AbstractsPolitical Science

'Between Commonality and Particularity'. The nation-building practices of Russian officials in Kaliningrad

by Jens Glissenaar




Institution: Leiden University
Department:
Year: 2015
Keywords: Russia; Kaliningrad; nationalism; politics; officials; nation-building; identity
Posted: 02/05/2017
Record ID: 2065953
Full text PDF: http://hdl.handle.net/1887/34342


Abstract

The question of Russian national identity has become quite significant again after the fall of the Soviet Union in 1991. Especially after Vladimir Putin came to power and the country regained its political and military strength, the Russian state embarked on the (sometimes ambiguous) road of nation-building. Scholars of nationalism and Russian national identity have tried to analyze this ‘Russian Question’, whereby most concluded that there is not a coherent Russian national identity. In this sense, it is useful to look at national identity in some of Russia’s specific regions. This thesis analyzes this process in the case of Russia’s most-western region, Kaliningrad.
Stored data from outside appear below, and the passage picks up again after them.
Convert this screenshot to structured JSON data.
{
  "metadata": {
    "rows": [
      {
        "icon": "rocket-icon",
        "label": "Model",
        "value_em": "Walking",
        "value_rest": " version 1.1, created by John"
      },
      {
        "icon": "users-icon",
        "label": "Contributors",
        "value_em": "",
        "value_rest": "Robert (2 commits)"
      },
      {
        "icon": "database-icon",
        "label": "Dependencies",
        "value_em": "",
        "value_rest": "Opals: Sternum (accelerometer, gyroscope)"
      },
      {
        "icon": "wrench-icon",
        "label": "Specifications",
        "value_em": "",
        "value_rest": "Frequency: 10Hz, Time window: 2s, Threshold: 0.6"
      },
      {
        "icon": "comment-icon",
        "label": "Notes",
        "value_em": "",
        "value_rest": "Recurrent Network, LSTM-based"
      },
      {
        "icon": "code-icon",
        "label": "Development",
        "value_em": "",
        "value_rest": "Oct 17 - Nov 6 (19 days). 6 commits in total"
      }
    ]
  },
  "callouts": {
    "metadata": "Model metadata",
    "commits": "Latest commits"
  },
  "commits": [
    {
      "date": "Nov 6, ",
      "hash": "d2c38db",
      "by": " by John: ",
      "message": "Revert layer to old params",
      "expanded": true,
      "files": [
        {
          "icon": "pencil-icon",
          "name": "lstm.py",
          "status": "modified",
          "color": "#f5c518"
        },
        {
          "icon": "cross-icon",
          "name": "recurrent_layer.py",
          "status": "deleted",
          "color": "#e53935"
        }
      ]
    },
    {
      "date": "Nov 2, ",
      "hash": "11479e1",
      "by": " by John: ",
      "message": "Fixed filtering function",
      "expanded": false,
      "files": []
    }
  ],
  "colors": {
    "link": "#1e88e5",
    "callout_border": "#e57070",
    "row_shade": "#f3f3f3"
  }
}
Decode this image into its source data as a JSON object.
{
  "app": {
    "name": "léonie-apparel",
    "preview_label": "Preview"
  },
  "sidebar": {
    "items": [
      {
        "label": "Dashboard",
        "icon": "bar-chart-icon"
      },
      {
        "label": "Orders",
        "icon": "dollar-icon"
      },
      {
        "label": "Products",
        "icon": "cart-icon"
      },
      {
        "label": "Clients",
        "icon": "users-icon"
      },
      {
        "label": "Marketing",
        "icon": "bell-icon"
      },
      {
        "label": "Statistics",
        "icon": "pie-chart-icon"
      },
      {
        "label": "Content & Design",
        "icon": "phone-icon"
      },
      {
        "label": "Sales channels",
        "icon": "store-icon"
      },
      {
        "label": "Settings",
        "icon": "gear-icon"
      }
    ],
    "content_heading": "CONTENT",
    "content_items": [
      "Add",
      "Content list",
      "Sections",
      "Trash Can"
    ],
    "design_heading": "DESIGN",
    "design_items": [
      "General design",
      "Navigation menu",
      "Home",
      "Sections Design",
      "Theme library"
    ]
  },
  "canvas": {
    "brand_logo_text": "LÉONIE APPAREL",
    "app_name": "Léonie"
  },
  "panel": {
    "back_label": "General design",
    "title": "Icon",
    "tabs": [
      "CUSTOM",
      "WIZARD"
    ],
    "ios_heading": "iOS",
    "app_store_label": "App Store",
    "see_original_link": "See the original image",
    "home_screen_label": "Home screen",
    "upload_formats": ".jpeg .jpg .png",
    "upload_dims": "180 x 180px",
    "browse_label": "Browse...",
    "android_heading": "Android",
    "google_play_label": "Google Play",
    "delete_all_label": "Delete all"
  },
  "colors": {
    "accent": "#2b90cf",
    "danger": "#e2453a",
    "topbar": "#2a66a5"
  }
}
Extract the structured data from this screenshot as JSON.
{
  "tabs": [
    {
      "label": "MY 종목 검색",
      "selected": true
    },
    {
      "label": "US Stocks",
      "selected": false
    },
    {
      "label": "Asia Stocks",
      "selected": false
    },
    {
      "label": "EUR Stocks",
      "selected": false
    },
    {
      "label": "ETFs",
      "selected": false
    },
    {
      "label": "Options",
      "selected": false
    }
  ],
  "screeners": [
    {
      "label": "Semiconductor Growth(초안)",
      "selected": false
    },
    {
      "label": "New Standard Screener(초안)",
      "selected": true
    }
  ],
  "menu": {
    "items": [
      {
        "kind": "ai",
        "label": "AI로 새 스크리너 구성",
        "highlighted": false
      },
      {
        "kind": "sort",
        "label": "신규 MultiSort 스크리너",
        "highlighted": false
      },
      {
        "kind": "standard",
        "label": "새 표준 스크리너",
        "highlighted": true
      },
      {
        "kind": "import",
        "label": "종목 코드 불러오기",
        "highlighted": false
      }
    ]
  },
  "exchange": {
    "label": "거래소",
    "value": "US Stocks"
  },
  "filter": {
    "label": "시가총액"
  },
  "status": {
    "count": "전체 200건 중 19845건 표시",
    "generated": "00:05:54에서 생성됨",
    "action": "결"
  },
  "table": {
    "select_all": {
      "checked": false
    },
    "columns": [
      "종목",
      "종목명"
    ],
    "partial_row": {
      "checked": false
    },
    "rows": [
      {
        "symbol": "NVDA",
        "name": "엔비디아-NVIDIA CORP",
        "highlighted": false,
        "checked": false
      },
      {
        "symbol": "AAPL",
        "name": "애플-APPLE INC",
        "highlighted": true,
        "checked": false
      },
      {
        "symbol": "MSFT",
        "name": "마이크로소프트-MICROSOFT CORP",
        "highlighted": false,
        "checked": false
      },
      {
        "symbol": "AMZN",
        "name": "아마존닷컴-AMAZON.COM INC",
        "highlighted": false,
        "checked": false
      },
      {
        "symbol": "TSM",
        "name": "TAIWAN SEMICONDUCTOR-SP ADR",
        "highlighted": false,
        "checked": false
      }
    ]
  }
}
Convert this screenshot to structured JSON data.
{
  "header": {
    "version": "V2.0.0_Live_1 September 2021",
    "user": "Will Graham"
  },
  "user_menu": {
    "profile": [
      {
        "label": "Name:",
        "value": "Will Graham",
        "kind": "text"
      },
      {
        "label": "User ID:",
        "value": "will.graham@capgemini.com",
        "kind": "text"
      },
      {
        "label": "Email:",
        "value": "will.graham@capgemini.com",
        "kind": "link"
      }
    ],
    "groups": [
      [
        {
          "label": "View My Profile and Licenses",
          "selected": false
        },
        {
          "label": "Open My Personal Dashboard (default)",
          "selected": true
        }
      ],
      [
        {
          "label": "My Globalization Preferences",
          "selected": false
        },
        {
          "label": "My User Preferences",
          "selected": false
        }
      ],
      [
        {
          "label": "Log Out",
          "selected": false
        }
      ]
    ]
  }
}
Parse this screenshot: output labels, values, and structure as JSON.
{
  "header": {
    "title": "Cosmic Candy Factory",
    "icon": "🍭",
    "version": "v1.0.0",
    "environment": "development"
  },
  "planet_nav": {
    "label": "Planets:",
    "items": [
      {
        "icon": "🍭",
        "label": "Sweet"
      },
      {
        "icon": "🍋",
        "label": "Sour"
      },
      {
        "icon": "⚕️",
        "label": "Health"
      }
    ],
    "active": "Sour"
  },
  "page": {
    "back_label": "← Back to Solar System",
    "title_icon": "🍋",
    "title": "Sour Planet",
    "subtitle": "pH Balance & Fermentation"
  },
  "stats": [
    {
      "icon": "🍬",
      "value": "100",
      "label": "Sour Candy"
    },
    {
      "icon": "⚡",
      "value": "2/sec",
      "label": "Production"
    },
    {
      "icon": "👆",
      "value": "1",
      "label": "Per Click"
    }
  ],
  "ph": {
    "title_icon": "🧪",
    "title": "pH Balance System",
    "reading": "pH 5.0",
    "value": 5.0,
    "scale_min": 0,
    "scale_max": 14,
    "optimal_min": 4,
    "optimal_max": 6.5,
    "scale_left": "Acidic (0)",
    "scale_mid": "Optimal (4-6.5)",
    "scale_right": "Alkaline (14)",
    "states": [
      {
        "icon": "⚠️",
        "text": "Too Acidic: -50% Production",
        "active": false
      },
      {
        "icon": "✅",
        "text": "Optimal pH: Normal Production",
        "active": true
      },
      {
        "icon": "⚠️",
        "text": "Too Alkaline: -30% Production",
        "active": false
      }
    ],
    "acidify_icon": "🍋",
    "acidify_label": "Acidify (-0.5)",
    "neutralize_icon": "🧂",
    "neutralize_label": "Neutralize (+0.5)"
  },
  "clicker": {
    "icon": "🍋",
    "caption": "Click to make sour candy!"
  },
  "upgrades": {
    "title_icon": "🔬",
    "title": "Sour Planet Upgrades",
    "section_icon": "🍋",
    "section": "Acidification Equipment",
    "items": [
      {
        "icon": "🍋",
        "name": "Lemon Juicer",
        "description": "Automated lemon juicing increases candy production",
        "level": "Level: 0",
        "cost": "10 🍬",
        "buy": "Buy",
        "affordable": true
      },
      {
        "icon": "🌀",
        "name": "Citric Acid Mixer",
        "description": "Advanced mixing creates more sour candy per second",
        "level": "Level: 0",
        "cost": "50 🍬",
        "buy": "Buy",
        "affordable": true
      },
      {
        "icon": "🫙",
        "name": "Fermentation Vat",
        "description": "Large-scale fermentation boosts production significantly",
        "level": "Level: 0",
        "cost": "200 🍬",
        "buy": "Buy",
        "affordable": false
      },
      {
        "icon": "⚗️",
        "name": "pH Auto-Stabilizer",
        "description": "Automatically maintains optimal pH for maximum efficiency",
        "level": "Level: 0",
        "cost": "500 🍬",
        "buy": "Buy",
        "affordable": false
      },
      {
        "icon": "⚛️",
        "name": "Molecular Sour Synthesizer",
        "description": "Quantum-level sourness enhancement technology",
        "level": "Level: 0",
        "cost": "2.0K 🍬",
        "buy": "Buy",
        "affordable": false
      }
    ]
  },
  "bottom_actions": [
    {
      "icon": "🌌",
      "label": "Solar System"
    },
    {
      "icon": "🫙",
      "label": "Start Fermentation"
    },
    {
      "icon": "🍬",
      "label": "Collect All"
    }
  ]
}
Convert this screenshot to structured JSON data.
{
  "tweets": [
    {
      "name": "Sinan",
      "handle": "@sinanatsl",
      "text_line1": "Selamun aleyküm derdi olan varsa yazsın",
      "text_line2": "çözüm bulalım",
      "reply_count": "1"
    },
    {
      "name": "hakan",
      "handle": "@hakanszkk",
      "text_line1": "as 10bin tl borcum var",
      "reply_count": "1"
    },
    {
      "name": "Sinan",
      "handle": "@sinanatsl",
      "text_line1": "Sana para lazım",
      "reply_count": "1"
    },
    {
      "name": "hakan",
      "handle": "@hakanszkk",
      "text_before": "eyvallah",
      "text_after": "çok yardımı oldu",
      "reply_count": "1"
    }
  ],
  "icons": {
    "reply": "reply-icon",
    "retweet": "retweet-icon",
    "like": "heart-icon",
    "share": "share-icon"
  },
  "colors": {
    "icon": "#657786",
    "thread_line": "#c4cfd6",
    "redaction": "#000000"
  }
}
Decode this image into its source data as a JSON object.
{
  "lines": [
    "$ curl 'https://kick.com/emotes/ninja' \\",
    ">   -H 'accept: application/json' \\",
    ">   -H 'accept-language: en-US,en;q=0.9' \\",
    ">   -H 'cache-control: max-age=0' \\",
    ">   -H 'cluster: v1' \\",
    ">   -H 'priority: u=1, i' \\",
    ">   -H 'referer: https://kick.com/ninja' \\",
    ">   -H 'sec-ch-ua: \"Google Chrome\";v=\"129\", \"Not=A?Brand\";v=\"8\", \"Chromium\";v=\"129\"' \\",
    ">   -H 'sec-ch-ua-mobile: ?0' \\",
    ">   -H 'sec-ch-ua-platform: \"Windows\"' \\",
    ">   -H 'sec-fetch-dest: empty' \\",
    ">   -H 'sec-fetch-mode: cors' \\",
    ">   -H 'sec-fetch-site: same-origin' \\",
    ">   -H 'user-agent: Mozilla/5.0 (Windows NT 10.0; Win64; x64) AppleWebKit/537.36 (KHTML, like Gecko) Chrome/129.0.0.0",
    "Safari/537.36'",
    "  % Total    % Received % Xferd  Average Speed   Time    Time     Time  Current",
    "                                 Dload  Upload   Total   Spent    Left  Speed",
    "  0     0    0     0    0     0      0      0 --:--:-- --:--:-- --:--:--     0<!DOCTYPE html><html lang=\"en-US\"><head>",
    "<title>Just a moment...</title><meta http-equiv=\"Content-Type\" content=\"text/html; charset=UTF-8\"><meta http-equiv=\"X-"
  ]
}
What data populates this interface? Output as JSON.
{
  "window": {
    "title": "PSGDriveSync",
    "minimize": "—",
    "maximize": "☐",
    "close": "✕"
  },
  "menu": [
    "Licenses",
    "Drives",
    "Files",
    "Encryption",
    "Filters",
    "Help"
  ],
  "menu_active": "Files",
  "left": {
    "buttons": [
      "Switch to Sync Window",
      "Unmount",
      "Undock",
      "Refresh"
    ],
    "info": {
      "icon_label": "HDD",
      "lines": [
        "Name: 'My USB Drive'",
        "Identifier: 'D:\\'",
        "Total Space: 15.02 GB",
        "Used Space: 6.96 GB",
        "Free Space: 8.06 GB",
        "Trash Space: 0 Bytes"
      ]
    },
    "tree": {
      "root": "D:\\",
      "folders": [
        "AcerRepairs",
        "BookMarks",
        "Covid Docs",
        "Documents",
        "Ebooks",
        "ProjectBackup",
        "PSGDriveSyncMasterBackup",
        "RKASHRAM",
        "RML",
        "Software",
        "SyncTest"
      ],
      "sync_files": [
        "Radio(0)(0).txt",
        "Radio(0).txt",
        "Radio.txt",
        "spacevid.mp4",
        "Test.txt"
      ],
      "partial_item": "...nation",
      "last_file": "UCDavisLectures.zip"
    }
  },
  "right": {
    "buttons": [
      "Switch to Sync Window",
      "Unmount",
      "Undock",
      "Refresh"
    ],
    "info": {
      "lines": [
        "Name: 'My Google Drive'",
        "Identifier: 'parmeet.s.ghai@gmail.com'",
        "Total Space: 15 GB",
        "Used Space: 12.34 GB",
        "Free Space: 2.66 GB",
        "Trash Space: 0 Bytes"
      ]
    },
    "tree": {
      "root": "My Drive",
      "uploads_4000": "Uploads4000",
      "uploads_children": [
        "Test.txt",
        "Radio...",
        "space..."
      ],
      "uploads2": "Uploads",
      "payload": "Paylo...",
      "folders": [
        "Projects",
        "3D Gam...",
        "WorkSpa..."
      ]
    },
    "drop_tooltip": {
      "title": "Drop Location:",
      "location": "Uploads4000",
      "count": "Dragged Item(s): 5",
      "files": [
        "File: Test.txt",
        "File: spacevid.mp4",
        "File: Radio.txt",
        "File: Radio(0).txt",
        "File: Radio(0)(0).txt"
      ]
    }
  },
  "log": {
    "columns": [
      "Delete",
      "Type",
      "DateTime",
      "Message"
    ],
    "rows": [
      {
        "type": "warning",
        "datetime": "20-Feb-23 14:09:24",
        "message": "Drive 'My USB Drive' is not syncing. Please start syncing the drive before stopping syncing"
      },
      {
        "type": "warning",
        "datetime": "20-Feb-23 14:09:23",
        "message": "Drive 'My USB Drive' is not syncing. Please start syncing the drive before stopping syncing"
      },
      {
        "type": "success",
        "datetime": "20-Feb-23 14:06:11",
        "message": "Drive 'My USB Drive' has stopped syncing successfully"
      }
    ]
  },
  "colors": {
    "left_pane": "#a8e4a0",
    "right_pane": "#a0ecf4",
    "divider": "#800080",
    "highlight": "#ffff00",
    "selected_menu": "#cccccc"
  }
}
This so-called exclave has only been part of Russian since the Second World War and due to its German history and geographical distance from homeland Russia, it occupies a special position inside the country. In the process of nation-building by the Russian state, officials cannot solely use ‘common’ Russian markers of identity but also have to take Kaliningrad’s ‘particular’ circumstances into account. This thesis therefore argues that the Russian nation-building process in Kaliningrad lies ‘between commonality and particularity’. It will analyze this two-sidedness through the symbolic, military and anti-Western dimensions of nation-building in Kaliningrad; the speeches and statements of Russian officials in this light are used as the main points of analysis. Advisors/Committee Members: Frear, Matthew (advisor).